Alors déjà, pourquoi tant de noir, et tant de blanc, sous le ciel toujours bleu de Californie, parce que rien que dans les sapes, le style gangsta west-coast, c'est principalement du noir et du blanc. Il m'explique que le noir et blanc c'est le truc classique, l'élégance par excellence. Tu vois George Cloney tout en noir, c'est la classe, ou Puff Dady tout en blanc, c'est la classe. Peu de gens ont un bon look habillé en jaune ! La couleur c'est bon pour les meufs et les pimps qu'il me dit. Mais ouais, téma Don Magic Juan je lui répond, le roi des pimps et son code couleur vert et jaune, green for the money, gold for the honey, il termine la maxime avec moi et se marre d'entendre un petit frenchie réciter un classique. Il m'explique que de nos jours trop de gars font leur marque de sape en mode skittles, tu sais ces petit bonbons de toutes les couleurs. Pour la sienne, Joker, créé avec son homie le tatoueur Mister Cartoon, petite exception, ya aussi du bleu marine et du gris.
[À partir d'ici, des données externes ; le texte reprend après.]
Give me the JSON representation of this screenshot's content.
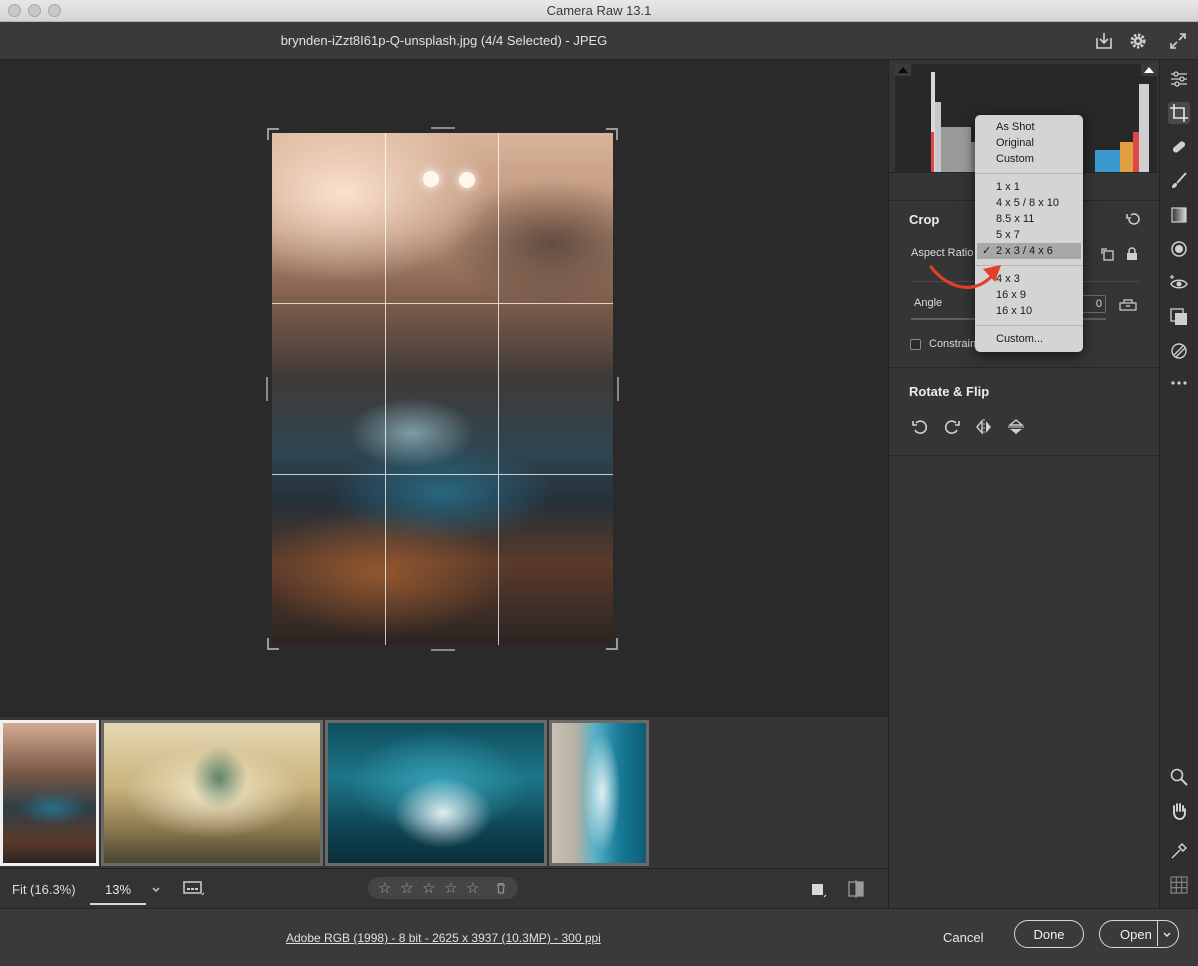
{
  "window": {
    "title": "Camera Raw 13.1"
  },
  "header": {
    "filename": "brynden-iZzt8I61p-Q-unsplash.jpg (4/4 Selected)  -  JPEG"
  },
  "filmstrip": {
    "thumbnails": [
      "thumb-1",
      "thumb-2",
      "thumb-3",
      "thumb-4"
    ],
    "selected_index": 0
  },
  "toolbar": {
    "fit_label": "Fit (16.3%)",
    "zoom_value": "13%",
    "rating_stars": [
      "☆",
      "☆",
      "☆",
      "☆",
      "☆"
    ]
  },
  "status": {
    "image_info": "Adobe RGB (1998) - 8 bit - 2625 x 3937 (10.3MP) - 300 ppi",
    "cancel_label": "Cancel",
    "done_label": "Done",
    "open_label": "Open"
  },
  "crop_panel": {
    "title": "Crop",
    "aspect_ratio_label": "Aspect Ratio",
    "angle_label": "Angle",
    "angle_value": "0",
    "constrain_label": "Constrain to image",
    "constrain_checked": false
  },
  "rotate_panel": {
    "title": "Rotate & Flip"
  },
  "aspect_menu": {
    "groups": [
      [
        "As Shot",
        "Original",
        "Custom"
      ],
      [
        "1 x 1",
        "4 x 5 / 8 x 10",
        "8.5 x 11",
        "5 x 7",
        "2 x 3 / 4 x 6"
      ],
      [
        "4 x 3",
        "16 x 9",
        "16 x 10"
      ],
      [
        "Custom..."
      ]
    ],
    "selected": "2 x 3 / 4 x 6",
    "check_glyph": "✓"
  },
  "colors": {
    "accent_arrow": "#e0402a",
    "panel_bg": "#353535",
    "canvas_bg": "#2a2a2a"
  }
}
J'enchaîne donc sur les tatoos et lui demande si tout les siens sont de Cartoon. Ben nan, car il a commencé à se faire tatouer avant que Cartoon ne tatoue lui-même. Il me raconte avoir été son cobaye pour ses tout premiers lettrages et me montre le prénom de sa grand-mère qu'il a au dessus de la cheville. Alors si on parle famille Estevan, dis moi si tu es marié, si t'as des enfants. Oui et oui, quatre, et il s'empare de ma nouvelle bible, le bouquin des 10 ans de Upper Playground que j'ai rapporté pour lui demander de commenter certaines tofs. Il plonge dedans et s'arrête sur l'une de ses tofs les plus connues; un bon beau big ass avec le "west" tatoué sur la fesse gauche, et le "coast" sur la droite. Il la pointe du doigt et me dit en se marrant : "my daughter". Oh putain ! La blague qui tue. Même le plus abusé de mes doubles n'aurait pas osé la faire, il vient de la lâcher. Plus sérieusement, il reprend sa recherche et s'arrête cette fois sur le plus gangsta des portraits de meuf que je lui connaisse pour m'annoncer que c'est sa femme. Angel de son prénom. Holy gangsta shit, ah ouais, c'est madame Oriol là, avec un putain de fusil dans les mains. Mais alors Estevan, tu es vraiment ce qu'on appelle un G, or not. Réponse : guilty by association comme ils disent par chez lui. Quand tu fais parti d'un gang c'est pour la vie, et même si t'es pas actif, si un de tes homies est en galère, tu te dois d'être la. Quoiqu'il en soit, le mec est un putain de criminel visuel comme l'annonce le blog de Nadim, un tueur de photographe. Au delà des tofs de gang members et de lowriding, il a shooté moult movie stars, de Denis Hopper à Dany Trejo (vu dans une Nuit en Enfer), beaucoup de rap stars (avec une grosse préférence pour ses potes de Boo Ya Tribe), et des meufs par centaines, d'où son book LA Woman pour la promo duquel il est 15 jours en Europe, merci les filles.
Niveau "back in the days", je lui demande ce que ca représente pour lui. Il me dit regretter qu'aujourd'hui même les kids à fond dans le rap game ne connaissent pas Bambaataa et s'en tapent. Je lui explique que ca n'est pas le cas en France, qu'il va kiffer l'événement de dimanche, qu'ici on se souvient bien du quatrième commandement du prophète, le fameux "having fun". Ce qui fut la cas avec plus de 1200 hip-hop lovers venu lui checker la hand le lendemain. C'était Gangsta, gangsta love, quoi.